A jury took 43 minutes to clear a Louth man of trying to murder a man who was stabbed 28 times and forced into the boot of a car that was pushed into a canal.
Paul Crosby (23), of Rathmullen Park, Drogheda, Co Louth, had pleaded not guilty at the Central Criminal Court to the attempted murder of Gerard Boyle (33) at Knockcommon, Beauparc, Slane, on November 10, 2016.
Mr Crosby had also pleaded not guilty to falsely imprisoning and intentionally or recklessly causing serious harm to Mr Boyle on the same occasion.
Mr Crosby was on Thursday found not guilty by unanimous verdicts on all three counts.
This was the second time Mr Crosby had stood trial in relation to the offences. He went on trial in February 2018 charged with two counts of attempting to murder Mr Boyle firstly by stabbing him 28 times and later by pushing that car into a canal.
The jury in that trial found Mr Crosby not guilty on the attempted murder charge relating to pushing the car into the canal but could not reach a verdict in relation to the other charges.
The jury of nine men and three women on Thursday took just 43 minutes to come to their verdicts.
After the jury left the courtroom, Mr Crosby was formally discharged by the judge.
In his evidence, Mr Boyle said he managed to escape the boot of a car that was pushed into a canal after he was repeatedly stabbed by Mr Crosby.
Charging the jury this morning, Ms Justice Carmel Stewart said the “real issue” in the case was whether Mr Crosby was “present and participated in the injuries” as asserted by Mr Boyle. The jury would have to evaluate “the contradictions’ that were apparent in Mr Boyle’s evidence, she indicated.
Defence counsel Brendan Grehan SC said at the outset of the trial that the fact Mr Boyle had suffered injuries would not be an issue in the case. “What will be disputed is Mr Boyle’s assertion that Mr Crosby was responsible”, he added.

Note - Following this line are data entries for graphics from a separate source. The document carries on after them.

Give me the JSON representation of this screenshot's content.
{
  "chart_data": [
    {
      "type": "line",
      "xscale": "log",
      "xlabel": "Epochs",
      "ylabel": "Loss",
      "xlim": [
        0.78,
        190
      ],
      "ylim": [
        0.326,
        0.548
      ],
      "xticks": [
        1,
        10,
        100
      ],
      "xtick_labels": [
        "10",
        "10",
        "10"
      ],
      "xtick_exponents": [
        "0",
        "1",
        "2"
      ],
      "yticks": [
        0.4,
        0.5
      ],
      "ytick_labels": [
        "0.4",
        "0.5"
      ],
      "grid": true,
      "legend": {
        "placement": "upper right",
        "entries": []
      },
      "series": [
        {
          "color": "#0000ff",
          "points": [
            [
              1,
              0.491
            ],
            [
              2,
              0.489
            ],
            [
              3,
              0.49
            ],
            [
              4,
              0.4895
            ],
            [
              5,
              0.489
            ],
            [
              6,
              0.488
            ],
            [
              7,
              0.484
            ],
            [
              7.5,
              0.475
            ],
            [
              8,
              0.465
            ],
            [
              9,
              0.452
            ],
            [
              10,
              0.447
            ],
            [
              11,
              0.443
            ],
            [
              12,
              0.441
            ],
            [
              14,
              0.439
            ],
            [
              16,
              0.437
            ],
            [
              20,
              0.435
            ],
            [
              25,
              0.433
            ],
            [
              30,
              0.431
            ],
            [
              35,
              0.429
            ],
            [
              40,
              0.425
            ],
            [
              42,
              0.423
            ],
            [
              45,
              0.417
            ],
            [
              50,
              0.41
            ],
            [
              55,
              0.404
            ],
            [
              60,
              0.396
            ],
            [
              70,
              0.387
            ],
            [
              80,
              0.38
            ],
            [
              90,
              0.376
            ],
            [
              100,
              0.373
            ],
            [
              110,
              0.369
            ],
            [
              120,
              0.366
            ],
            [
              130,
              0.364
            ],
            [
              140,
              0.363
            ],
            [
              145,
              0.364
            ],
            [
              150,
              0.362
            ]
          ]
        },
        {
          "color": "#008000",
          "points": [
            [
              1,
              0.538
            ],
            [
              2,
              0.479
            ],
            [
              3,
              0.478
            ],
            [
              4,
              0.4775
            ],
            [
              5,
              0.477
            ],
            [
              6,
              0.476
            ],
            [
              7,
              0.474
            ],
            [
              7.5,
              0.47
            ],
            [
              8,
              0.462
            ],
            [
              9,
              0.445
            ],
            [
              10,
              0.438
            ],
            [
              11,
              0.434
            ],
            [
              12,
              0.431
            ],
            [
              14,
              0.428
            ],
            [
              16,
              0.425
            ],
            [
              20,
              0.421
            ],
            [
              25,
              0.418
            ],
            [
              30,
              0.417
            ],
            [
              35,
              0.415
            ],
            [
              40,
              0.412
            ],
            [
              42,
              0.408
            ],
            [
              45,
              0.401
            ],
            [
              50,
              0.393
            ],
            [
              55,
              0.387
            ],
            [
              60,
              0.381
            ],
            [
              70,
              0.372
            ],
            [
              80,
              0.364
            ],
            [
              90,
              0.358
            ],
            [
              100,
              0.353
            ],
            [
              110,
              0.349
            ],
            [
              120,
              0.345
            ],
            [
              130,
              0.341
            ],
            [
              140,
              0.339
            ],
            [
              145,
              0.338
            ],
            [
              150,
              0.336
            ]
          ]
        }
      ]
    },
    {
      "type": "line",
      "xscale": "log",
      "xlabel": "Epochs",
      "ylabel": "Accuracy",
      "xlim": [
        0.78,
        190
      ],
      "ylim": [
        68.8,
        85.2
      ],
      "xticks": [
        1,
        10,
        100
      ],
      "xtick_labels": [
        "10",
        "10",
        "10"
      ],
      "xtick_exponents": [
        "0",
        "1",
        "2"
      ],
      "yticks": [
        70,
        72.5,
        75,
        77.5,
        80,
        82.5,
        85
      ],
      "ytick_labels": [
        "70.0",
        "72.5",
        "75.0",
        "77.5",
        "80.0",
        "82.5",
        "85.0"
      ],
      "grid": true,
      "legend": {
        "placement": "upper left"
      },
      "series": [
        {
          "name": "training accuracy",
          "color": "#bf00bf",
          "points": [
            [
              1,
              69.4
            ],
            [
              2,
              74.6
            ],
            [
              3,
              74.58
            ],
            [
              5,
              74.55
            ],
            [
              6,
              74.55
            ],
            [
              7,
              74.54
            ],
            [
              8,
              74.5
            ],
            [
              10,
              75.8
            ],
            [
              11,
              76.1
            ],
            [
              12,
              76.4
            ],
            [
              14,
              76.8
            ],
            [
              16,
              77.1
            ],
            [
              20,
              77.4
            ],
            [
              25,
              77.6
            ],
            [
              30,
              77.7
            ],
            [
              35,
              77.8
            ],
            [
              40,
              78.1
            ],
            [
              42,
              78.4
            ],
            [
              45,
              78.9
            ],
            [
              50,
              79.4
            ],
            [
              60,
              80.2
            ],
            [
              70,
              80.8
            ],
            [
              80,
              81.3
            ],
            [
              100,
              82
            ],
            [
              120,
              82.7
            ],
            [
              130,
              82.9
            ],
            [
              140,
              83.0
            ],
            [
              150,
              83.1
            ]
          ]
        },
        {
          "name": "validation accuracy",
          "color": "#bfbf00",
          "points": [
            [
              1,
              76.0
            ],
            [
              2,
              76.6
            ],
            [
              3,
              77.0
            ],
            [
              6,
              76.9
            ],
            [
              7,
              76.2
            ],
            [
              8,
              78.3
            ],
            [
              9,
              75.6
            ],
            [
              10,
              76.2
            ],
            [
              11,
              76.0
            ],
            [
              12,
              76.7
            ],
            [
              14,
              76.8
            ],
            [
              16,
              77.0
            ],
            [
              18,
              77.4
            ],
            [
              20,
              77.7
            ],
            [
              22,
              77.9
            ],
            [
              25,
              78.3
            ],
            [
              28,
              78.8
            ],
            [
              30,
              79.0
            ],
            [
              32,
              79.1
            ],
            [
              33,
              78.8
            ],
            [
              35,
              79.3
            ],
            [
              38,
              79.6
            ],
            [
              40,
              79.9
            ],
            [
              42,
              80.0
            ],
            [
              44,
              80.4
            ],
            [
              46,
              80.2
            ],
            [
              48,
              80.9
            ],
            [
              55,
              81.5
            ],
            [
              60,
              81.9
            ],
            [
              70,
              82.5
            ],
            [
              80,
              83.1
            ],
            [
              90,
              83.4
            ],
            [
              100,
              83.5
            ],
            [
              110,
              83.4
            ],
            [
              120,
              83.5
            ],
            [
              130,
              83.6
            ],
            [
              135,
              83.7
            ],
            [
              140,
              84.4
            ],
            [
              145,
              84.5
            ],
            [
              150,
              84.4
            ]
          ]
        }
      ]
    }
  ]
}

In his closing speech, Mr Grehan asked the jurors if they could rely on Mr Boyle’s account after he “blatantly and candidly” said that he lied and misled gardaí investigating the matter.
The barrister said there was “no phone evidence...call records or texts, no fingerprints, no CCTV of (Mr Crosby and Mr Boyle) together at any stage, no eyewitnesses who had seen them together.”
Mr Grehan submitted the prosecution had done a fine job of showing Mr Crosby had not been home on the night, but had educed “not a shred” of evidence about whether he’d been at his aunt’s house. He told the jury there was no evidence to say his client had not been at this second location.
Mr Grehan suggested that Mr Boyle could not be believed beyond a reasonable doubt and said the appropriate verdict was an acquittal.